“Royalti Lagu di Hotel, Kafe, dan Resto: Benarkah Aturannya Seketat Itu?”
Polemik Royalti Lagu di Mataram: UMKM dan Hotel Merasa Terbebani
Kebijakan royalti lagu yang diterapkan Lembaga Manajemen Kolektif Nasional (LMKN) menuai protes dari Pemerintah Kota Mataram, Nusa Tenggara Barat. Pemkot menilai aturan ini memberatkan pelaku usaha, mulai dari restoran, kafe, hingga hotel, sekaligus dinilai mempersempit ruang promosi bagi pemilik lagu.
Kekhawatiran Pemkot Mataram
Sekretaris Daerah Kota Mataram, Lalu Alwan Basri, menyatakan kekhawatirannya bahwa aturan ini dapat berdampak negatif pada sektor ekonomi, terutama bisnis hiburan. “Apakah hal seperti ini perlu diatur begitu ketat? Kami sangat keberatan. Mari duduk bersama mencari solusi yang adil bagi semua pihak,” ujarnya saat ditemui di Teras Udayana, Rabu (13/8/2025).
Menurut Alwan, industri hiburan di Mataram, termasuk warung kecil sekalipun, sangat bergantung pada musik sebagai daya tarik pengunjung. “Tempat-tempat wisata dan hiburan kami pasti terganggu. Masyarakat ingin menikmati musik saat bersantai, bahkan di warung-warung kecil,” tambahnya.
Pemkot berjanji menyampaikan keluhan pelaku usaha ke pemerintah pusat. “Kami ingin suara mereka didengar.

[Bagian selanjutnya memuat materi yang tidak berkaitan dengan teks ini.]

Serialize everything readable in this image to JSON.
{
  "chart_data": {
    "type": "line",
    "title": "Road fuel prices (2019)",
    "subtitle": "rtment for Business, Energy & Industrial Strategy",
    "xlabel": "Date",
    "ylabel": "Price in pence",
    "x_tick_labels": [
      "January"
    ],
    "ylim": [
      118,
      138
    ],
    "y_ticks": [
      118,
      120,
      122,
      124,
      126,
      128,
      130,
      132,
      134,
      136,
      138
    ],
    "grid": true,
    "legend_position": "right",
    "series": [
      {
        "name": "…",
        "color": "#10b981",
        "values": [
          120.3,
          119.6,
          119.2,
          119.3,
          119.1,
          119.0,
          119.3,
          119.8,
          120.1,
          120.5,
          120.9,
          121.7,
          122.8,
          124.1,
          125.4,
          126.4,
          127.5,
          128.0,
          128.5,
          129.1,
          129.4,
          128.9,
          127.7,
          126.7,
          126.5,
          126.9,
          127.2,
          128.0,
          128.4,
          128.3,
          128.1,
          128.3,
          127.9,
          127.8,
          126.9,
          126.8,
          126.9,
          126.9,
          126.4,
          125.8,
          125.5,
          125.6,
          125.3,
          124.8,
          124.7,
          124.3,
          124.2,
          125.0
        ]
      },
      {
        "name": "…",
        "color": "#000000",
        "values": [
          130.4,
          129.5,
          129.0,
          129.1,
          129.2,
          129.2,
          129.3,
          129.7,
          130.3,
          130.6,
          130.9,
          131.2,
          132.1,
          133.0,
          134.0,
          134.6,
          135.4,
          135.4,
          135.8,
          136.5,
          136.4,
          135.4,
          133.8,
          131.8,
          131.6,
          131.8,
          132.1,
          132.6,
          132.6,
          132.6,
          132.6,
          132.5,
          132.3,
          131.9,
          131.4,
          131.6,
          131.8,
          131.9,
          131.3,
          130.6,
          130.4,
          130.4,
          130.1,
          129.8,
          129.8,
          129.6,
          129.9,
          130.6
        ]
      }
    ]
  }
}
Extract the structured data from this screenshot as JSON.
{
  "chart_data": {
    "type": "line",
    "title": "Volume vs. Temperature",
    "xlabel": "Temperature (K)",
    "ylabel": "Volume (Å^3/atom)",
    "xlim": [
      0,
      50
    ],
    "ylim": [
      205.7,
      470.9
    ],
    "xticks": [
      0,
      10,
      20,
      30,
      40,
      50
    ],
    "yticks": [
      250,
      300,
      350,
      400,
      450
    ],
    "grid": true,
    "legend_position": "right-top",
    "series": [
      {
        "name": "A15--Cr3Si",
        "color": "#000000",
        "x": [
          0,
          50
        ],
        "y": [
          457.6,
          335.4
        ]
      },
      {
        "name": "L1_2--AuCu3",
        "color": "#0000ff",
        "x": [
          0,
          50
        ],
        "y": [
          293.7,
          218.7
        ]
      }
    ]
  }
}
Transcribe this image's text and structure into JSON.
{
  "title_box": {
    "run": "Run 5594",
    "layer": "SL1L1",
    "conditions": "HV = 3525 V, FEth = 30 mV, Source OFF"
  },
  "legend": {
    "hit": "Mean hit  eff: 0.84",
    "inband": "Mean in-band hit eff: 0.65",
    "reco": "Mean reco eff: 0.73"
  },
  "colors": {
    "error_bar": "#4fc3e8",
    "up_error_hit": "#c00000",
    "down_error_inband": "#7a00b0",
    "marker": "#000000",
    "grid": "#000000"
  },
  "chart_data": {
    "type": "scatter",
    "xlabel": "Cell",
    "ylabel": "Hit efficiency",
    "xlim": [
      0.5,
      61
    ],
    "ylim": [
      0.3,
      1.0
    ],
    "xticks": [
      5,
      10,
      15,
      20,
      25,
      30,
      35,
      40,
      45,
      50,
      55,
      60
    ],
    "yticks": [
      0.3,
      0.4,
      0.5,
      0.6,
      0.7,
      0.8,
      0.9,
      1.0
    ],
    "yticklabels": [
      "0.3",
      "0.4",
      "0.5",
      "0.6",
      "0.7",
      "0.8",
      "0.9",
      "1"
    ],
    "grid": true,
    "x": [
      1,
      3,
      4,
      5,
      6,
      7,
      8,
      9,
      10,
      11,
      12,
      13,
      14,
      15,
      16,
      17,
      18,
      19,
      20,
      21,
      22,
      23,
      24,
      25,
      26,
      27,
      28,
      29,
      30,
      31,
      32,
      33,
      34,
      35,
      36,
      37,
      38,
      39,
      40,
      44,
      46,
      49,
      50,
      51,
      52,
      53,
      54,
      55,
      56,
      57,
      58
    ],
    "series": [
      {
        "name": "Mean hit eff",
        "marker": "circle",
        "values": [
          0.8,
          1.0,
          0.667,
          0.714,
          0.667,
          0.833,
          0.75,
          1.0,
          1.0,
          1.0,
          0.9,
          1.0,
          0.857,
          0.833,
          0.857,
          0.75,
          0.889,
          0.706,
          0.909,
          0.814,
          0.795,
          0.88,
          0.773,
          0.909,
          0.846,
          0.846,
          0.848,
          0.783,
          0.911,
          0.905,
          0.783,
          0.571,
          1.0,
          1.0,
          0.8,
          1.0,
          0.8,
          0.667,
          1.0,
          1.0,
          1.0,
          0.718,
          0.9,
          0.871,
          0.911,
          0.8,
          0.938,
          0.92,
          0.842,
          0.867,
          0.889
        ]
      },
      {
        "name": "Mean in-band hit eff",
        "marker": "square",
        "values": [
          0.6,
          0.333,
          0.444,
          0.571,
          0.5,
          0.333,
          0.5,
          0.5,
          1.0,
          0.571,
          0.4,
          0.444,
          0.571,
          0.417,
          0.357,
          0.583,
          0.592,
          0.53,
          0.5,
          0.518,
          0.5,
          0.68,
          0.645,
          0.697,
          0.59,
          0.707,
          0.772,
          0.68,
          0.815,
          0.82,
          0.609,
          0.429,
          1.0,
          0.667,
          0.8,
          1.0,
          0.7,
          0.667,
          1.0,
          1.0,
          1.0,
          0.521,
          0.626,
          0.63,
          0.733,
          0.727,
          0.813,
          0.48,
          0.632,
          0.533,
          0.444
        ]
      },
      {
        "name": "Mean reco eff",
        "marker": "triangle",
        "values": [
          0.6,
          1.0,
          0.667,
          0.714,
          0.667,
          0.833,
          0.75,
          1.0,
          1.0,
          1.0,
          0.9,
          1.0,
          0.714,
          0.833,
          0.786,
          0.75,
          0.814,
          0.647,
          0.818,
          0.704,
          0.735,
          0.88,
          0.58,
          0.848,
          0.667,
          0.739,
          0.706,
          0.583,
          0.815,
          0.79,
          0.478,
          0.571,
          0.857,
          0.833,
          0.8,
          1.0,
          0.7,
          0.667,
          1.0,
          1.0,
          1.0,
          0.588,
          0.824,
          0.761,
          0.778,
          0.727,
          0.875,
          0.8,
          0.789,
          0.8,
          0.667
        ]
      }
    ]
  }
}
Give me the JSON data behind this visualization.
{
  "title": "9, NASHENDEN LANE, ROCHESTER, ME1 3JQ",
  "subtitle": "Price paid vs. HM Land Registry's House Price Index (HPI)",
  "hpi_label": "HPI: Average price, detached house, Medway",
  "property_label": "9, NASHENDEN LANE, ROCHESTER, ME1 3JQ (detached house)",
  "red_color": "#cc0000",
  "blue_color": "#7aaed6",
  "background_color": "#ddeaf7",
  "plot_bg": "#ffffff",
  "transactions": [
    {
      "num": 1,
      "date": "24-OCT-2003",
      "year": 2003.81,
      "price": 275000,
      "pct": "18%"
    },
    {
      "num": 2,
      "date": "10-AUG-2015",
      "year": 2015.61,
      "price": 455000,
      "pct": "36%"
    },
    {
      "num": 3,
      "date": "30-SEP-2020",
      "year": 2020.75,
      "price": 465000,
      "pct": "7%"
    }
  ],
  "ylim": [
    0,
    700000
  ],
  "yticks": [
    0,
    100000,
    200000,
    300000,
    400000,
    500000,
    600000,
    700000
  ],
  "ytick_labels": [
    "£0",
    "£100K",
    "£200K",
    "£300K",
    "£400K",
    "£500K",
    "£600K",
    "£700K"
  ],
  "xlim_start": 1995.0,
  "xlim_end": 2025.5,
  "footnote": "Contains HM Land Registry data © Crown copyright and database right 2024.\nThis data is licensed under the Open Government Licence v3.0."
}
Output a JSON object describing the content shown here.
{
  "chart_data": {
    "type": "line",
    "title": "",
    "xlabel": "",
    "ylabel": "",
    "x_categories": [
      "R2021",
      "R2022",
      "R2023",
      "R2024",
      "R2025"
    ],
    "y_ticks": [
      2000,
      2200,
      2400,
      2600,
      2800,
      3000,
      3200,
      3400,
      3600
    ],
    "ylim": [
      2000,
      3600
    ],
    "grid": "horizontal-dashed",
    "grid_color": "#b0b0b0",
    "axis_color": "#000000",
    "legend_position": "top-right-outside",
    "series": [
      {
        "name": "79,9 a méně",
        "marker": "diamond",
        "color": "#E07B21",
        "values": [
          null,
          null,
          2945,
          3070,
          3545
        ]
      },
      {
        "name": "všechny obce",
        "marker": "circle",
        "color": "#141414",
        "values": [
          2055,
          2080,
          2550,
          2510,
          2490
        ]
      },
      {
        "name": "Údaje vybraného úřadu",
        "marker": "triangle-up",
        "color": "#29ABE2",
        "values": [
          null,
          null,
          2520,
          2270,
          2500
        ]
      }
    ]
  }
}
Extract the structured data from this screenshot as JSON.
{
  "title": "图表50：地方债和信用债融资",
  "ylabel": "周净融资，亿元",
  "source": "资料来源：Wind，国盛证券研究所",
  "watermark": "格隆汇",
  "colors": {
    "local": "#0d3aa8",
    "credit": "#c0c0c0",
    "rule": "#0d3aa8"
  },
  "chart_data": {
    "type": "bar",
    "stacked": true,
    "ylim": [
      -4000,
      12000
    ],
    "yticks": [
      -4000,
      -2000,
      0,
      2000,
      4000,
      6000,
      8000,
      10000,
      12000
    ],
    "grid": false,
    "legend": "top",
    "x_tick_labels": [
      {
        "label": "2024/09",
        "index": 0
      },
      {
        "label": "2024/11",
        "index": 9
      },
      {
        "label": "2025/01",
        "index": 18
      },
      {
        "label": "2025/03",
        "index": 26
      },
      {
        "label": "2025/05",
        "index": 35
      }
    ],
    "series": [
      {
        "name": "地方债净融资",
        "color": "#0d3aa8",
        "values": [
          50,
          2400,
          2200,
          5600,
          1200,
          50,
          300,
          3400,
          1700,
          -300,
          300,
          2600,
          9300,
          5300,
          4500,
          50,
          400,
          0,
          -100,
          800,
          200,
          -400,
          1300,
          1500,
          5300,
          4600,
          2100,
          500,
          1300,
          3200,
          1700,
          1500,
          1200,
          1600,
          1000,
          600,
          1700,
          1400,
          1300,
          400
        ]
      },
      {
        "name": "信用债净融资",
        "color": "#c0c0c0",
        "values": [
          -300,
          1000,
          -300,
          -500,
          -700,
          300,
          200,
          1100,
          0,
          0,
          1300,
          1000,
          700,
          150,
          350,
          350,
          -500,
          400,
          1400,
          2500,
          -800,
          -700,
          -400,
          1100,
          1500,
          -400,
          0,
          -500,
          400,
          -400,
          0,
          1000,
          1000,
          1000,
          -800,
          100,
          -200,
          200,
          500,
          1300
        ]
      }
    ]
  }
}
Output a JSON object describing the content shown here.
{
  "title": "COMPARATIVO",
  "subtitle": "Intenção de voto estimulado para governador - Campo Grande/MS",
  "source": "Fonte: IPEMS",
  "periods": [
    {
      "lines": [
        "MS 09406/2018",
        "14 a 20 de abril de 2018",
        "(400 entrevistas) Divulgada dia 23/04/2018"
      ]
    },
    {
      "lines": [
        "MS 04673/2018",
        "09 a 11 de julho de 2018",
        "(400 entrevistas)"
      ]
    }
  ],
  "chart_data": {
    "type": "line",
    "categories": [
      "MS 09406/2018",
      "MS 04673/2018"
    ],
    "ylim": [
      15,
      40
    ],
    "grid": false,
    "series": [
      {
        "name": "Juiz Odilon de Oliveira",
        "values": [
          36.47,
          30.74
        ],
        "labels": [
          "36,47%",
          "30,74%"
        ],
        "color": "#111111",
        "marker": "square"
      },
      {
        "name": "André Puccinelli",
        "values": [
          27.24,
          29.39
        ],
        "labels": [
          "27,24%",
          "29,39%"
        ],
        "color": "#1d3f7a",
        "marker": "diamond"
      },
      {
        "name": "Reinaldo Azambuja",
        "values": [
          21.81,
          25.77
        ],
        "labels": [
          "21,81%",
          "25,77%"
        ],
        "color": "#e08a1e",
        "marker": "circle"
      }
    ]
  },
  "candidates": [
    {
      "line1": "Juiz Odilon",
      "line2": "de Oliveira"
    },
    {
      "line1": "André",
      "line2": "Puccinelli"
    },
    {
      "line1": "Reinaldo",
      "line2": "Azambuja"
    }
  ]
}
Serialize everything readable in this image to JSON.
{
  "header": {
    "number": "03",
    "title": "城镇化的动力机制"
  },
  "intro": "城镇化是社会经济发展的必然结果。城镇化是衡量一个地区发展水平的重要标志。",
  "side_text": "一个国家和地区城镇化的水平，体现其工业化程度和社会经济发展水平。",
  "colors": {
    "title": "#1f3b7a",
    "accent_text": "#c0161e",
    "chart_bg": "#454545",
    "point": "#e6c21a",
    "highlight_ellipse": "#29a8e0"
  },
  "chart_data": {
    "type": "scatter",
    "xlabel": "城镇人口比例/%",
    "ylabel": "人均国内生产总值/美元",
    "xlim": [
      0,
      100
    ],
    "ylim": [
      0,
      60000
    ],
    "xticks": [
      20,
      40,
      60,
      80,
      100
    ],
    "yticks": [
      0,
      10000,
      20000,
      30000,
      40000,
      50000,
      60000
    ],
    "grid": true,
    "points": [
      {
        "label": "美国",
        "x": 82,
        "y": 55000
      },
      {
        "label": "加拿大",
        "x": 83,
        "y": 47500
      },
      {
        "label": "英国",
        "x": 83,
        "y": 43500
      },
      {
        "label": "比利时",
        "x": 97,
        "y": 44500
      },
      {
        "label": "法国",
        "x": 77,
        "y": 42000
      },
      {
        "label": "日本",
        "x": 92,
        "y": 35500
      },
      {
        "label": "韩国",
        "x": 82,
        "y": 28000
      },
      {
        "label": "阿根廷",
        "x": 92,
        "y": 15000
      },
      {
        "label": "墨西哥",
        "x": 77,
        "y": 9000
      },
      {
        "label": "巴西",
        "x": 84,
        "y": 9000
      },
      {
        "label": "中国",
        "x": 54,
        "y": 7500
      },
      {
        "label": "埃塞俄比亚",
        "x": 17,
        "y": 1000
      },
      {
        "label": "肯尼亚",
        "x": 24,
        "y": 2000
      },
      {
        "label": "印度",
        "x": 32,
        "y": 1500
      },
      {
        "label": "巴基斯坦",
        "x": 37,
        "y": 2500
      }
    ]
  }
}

Ada banyak masyarakat yang terdampak,” tegas Alwan. Dalam waktu dekat, Pemkot akan menggelar pertemuan dengan berbagai pihak terkait untuk membahas masalah ini.
Hotel Mataram Dikejutkan Tagihan Mendadak
Sementara itu, pengusaha hotel di Mataram dibuat kaget dengan surat tagihan royalti dari LMKN. Ketua Asosiasi Hotel Mataram (AHM), I Made Adiyasa, mengungkapkan bahwa tagihan itu muncul tiba-tiba setelah kasus sengketa royalti di gerai Mie Gacoan Bali viral.
“Hotel-hotel kami disurati karena menurut LMKN, semua usaha yang menyediakan sarana hiburan, termasuk TV di kamar, wajib bayar royalti. Padahal, hotel tidak memutar musik seperti kafe,” jelas Adiyasa, Senin (11/8).
LMKN memberlakukan perhitungan royalti berdasarkan jumlah kamar, berbeda dengan restoran yang dihitung per kursi. “Hotel dengan 0-50 kamar dikenai tarif tertentu, yang 50-100 kamar beda lagi. Ini membingungkan,” ujarnya.
Selain itu, cara penagihan LMKN dinilai tidak nyaman. “Seolah-olah kami punya utang besar. Kami minta ruang diskusi dulu sebelum membayar,” pungkas Adiyasa.